Мы пошли. Олег, подпржунивая на носках шел впереди, я за ним. Олег выглядел типично для участников различных молодежных организаций, как официальных, так и неформальных. Прыщавый рахитичный юнец. Длинные, собранные в хвост волосы, очки, черный балахон, рюкзачок, штаны заправленные несмотря на жару в тяжелые, с высоким берцем военные ботинки. Я таких ребяток повидал немало и посещая по редакционному заданию организуемые цехами пикеты у управ, и глядя по телевизору на какие—нибудь выступления у посольств зарубежных государств.

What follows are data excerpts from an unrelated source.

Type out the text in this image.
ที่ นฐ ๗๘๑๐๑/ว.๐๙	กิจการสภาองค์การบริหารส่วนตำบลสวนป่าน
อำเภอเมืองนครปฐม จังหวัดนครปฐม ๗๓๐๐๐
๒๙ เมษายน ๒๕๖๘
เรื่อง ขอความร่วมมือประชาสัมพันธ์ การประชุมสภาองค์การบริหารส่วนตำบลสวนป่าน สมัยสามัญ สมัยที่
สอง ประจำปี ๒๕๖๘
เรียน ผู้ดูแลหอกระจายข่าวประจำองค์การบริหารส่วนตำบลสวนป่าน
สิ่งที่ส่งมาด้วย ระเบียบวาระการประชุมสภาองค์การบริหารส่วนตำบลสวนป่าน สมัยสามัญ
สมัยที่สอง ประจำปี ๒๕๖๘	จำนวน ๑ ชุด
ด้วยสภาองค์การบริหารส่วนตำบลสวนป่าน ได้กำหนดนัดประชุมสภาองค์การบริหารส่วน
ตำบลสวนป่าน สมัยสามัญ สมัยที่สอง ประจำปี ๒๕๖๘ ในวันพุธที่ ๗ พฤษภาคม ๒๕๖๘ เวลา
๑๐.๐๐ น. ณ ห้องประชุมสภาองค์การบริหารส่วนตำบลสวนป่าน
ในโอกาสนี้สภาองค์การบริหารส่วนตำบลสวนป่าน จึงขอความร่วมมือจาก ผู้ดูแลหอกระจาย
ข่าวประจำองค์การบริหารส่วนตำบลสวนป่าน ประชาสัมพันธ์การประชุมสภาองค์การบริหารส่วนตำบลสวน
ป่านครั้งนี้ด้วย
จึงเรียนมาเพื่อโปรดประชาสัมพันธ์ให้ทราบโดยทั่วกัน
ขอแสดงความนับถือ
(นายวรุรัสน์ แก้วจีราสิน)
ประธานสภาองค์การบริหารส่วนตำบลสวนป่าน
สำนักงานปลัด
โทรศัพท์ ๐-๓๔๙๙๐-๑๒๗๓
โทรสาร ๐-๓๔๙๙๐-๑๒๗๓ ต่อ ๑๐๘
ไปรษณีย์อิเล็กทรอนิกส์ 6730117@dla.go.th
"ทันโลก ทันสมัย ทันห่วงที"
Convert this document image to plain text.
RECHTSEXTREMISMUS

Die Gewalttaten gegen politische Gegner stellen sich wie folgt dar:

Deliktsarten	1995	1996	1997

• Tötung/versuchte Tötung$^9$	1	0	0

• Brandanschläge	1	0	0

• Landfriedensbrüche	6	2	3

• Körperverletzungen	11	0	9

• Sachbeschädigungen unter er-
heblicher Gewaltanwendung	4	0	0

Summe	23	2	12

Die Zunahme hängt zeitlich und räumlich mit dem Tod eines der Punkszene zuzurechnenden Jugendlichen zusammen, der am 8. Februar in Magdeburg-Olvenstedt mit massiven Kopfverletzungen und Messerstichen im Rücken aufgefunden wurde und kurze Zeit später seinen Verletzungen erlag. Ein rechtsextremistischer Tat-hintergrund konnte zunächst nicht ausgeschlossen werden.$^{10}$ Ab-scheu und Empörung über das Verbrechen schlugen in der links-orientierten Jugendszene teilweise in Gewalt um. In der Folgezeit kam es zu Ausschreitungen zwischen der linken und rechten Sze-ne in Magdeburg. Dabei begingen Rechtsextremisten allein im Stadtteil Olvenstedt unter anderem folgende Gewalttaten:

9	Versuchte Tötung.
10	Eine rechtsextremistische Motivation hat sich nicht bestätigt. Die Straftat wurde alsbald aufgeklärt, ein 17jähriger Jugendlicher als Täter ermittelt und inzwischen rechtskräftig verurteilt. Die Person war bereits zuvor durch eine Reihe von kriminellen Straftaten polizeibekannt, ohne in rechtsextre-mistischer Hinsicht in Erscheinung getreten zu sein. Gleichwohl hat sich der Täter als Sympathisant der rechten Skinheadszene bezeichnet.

На них неизменно присутствовали такие вот очкарики, что—то кричали хором, вздымая кверху щуплые кулачонки, жгли какие—то чучела, рядились, в зависимости от повода для протеста в какую—то бутафорию, — то в костюм дяди Сэма, то в каску и плащ—палатку. Лица у них, один в один были как у этого Олега — безвольные, с одинаковой смесью одухотворения и экстаза от нахождения в толпе себе подобных.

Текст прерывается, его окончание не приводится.